The year ended with some of the world’s top professional sailors racing wing-bar-to-wing-bar at the Amlin International Moth Regatta in Bermuda. I wrote about it in Seahorse magazine. It was astonishing to see winner Rob Greenhalgh and Olympic Gold Medalist Paul Goodison flying up the beats in 25-knot rain squalls never losing a foot to each other in foiling tacks, and picking off 3-degree shifts for lead changes. When the “masses” get to see this closeup, what will they have to channel that excitement?
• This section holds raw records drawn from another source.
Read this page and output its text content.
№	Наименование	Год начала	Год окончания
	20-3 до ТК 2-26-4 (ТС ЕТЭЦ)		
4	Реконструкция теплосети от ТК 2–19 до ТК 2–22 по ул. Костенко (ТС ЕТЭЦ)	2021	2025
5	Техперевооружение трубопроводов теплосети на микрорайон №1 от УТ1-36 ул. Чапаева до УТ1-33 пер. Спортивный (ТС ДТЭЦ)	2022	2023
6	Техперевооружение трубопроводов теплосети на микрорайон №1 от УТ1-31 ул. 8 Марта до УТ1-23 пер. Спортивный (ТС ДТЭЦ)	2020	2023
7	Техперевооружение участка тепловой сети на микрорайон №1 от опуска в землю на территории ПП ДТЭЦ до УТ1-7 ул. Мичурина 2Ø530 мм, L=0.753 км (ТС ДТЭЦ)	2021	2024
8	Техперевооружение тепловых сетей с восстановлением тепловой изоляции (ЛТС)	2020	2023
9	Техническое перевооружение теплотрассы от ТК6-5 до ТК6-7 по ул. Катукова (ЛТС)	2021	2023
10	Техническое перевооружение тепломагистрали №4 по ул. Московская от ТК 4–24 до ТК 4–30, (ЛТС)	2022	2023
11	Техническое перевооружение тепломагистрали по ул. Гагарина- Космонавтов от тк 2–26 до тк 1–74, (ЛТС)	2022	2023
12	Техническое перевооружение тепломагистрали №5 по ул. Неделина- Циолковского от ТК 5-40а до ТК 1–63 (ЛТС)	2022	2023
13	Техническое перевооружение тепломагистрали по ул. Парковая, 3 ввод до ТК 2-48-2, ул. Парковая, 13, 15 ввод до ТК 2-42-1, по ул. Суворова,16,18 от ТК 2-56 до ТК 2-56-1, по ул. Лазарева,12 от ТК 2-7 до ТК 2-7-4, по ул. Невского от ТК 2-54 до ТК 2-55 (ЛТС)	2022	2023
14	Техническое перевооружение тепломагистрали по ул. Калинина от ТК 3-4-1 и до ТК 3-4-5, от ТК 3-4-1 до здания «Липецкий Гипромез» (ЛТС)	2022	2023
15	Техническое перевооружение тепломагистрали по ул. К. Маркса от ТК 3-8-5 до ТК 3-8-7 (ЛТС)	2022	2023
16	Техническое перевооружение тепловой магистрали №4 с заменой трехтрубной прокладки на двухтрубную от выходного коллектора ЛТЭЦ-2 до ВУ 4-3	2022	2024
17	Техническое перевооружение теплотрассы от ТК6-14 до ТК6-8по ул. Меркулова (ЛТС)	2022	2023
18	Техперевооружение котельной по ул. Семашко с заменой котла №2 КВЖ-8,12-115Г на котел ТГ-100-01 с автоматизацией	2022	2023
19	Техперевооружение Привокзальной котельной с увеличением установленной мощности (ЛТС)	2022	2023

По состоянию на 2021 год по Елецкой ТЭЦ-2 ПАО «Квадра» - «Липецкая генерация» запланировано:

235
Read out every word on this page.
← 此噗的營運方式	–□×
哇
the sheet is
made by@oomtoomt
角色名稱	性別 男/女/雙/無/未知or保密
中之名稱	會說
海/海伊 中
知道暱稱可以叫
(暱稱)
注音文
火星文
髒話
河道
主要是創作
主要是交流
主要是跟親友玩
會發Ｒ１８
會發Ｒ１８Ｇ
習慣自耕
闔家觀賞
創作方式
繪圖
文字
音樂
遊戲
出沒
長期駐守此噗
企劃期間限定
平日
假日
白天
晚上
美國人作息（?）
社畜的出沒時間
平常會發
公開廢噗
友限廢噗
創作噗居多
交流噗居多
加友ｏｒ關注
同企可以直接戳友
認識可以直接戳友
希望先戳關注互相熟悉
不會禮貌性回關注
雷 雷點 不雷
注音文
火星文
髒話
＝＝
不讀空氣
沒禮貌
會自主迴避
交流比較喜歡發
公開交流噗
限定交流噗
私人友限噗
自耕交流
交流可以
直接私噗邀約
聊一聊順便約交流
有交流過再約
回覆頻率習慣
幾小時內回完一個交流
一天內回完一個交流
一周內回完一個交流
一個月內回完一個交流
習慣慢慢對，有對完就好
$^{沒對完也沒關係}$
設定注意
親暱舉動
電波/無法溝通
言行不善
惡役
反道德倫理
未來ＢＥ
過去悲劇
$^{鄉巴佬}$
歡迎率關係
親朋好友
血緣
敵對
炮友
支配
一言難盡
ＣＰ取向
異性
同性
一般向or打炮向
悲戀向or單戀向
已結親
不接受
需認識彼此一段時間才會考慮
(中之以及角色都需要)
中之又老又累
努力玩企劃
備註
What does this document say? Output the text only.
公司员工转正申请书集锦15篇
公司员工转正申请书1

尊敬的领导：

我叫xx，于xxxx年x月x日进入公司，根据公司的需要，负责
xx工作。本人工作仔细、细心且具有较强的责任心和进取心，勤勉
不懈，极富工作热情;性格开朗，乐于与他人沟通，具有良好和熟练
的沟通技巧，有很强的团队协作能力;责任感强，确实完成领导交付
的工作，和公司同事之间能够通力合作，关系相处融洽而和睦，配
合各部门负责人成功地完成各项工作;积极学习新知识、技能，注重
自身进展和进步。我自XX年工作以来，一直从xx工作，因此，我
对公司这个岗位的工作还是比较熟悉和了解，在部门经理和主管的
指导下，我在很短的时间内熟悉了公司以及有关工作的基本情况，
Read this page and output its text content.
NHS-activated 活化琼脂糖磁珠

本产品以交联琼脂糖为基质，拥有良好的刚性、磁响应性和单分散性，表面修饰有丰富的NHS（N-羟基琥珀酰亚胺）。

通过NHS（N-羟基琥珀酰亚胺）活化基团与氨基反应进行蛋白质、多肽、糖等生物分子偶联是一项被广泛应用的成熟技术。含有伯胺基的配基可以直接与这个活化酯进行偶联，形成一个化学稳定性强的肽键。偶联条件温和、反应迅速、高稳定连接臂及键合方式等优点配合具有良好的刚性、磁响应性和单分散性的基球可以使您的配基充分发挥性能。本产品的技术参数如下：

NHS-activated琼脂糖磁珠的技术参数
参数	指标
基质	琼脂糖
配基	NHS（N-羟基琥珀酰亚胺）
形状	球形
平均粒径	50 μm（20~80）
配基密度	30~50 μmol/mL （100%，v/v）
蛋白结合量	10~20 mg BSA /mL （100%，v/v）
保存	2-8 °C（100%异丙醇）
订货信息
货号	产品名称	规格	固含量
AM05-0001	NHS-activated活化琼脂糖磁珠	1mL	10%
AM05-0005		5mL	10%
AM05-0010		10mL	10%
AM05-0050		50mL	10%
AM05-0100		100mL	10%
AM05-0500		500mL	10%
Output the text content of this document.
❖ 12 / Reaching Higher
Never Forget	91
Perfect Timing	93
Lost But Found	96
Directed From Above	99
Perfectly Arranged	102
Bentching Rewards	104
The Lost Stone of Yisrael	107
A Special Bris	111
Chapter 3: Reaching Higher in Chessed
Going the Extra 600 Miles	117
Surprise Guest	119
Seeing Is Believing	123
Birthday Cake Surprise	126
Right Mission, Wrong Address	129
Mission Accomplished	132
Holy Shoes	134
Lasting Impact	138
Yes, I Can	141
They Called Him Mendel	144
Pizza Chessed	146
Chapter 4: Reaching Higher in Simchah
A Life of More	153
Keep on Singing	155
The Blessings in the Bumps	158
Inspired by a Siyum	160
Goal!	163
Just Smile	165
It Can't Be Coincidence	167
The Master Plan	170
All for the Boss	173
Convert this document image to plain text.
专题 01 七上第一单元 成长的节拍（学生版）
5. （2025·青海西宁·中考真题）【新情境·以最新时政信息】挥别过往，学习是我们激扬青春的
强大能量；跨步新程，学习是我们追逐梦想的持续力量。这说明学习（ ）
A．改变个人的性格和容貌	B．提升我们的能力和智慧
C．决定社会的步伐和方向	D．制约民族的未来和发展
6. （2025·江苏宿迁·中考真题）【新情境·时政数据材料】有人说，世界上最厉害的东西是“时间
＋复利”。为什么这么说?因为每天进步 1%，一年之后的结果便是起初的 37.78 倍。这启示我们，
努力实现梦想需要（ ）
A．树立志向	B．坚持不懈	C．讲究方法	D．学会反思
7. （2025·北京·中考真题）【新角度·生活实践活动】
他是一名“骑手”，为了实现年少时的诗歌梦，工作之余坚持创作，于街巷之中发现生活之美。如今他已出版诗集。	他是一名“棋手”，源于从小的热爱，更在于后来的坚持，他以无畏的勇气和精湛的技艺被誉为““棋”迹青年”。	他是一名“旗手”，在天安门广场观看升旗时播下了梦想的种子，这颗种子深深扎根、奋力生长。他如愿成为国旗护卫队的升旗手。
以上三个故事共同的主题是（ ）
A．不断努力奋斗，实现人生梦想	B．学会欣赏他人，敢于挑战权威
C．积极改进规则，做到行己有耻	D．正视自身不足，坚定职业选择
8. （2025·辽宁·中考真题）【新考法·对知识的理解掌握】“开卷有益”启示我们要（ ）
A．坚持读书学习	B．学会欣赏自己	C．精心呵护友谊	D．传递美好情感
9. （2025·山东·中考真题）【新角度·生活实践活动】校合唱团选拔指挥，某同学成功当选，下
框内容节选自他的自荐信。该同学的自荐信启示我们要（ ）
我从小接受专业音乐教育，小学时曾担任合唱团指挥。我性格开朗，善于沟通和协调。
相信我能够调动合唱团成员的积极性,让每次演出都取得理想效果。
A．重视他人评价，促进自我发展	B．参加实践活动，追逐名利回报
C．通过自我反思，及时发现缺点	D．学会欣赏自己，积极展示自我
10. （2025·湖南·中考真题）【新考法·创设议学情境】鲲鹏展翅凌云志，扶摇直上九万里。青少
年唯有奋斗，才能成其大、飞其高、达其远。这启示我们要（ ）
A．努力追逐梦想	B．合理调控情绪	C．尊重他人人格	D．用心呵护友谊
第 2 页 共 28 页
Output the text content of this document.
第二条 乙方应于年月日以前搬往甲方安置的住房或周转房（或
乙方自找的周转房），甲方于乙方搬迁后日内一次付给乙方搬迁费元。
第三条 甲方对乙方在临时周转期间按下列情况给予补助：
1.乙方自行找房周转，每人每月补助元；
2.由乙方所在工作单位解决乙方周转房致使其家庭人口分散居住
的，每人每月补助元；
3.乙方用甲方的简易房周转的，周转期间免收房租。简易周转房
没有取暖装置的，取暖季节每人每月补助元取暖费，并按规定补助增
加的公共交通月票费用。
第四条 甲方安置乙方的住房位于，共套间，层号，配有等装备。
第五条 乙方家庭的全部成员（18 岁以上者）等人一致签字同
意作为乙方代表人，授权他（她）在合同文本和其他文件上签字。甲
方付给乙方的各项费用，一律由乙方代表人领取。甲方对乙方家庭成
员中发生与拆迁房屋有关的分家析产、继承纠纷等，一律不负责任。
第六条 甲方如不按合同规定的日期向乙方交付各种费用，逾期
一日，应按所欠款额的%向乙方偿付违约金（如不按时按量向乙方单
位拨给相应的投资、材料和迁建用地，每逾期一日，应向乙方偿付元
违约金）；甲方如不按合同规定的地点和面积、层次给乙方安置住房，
In 2016, a pocket, beach catamaran foiler, car topable, is coming out of the molds, several cruising cats are being announced with “z” lifting foils and besides the Vendee Globe proving year for the near-foiling IMOCA solo sleds, the cruising monohull world is poised to stick foils out the side to handle more horsepower and steady the ride.
Sailing sponsors have been looking for mass media appeal since professionalism crept into the once-largely corinthian realm of the sport in the late 1990s and early 2000s. Not enough pro events to follow, and little to no tangible access to the type of boats used in pro series has kept events and their sponsors struggling to get eyeballs/viewership.
In 2016, nearly a dozen professional sailing tours, including youth pathways, Olympic sailing going full professional, AND heavy efforts to produce recreational versions of the foilers the pros are racing (and cool foils being put on recreational monohulls) seem to be finally making that mass appeal connection.
If there are more events to watch, with recognizable characters across the range and something to buy to help channel/capture that interest, then sailing may finally dig its fingernails into the holy grail of sport: investment, both in fan base and participation.
Though a little beach foiler is exciting, and will likely boost participation in sailing and even viewership of pro events, I believe mass appeal of the sport can certainly be found in the adventure lifestyle of cruising. Couples like the circumnavigators Hiscocks and Pardeys have shown that sailing around the world, as a lifestyle, is possible, challenging and ultra rewarding, lecturers like Pam Wall who does seminars for West Marine on cruising as a family go even further.
In the May issue of Cruising World I wrote about three families who couldn’t resist the temptations and potential rewards of adventures like Pam Wall’s. The more “average” people who successfully tackle these challenges, and with a growing insatiable appetite for online family adventure ideas, the more “sailing away” will seem attainable.
With alluring destinations like Cuba opening up for cruisers and racers, exciting possibilities for ocean traveling are real. I wrote about a sneaky trip there in the February 2016 issue of SAIL magazine.
The Cruising World issue just hit the stands and I have received literally dozens of emails saying how cool they thought that story was and that they are inspired. I get far less response from even my most viewed (online) New York Times sports stories.
Taping into the broader appeal of the cruising/passagemaking set is the exceptionally well produced Podcast 59North by Andy and Mia Schell.
Andy and Mia offer sailing adventures on their Swan 48 Isbjorn. They take you on passages across oceans, between islands and even in offshore races. They teach you how to handle ocean sailing and also enjoy the challenges and serenity of it all. Andy also interviews offshore sailors, industry legends, event organizers and boat manufacturers, and through his hour-long discussions, has been gauging the temperature of the adventure side of our sport. His recent interview with Jesse and Samantha Osborne who sailed through the Northwest Passage dodging Polar Bears and averaging 3-knots so they don’t “come upon the ice too fast” is the stuff National Geographic articles are made of.
I mention this along with hydrofoiling and media attention because as pro events rise, they bring attention to the sport and the technologies being exploited/developed. There are growing outlets for that interest, stuff to buy and use to go riding on the water. The introduction of horizontal or DSS-type foils to cruising boats is going to link these two spaces and the cumulative result could very well have multiplayer effect on interest and participation in sailing.
Small boat and particularly high performance sailing is not for everyone, though Hobie Alter proved with his cats that it can be for tons of people. A heeling, undulating monohull cruising boat, at least underway when it is exhibiting these traits, is not for everyone either. Steady that ride out, draw a connection to the coolest and most high profile avenues of the sport, then you may have something.
This year will be equally as dynamic as last. The one elephant in the room, however, is waterfront access and COST. Until those two points are addressed, the struggle to turn mass appeal into mainstream acceptance will remain just that.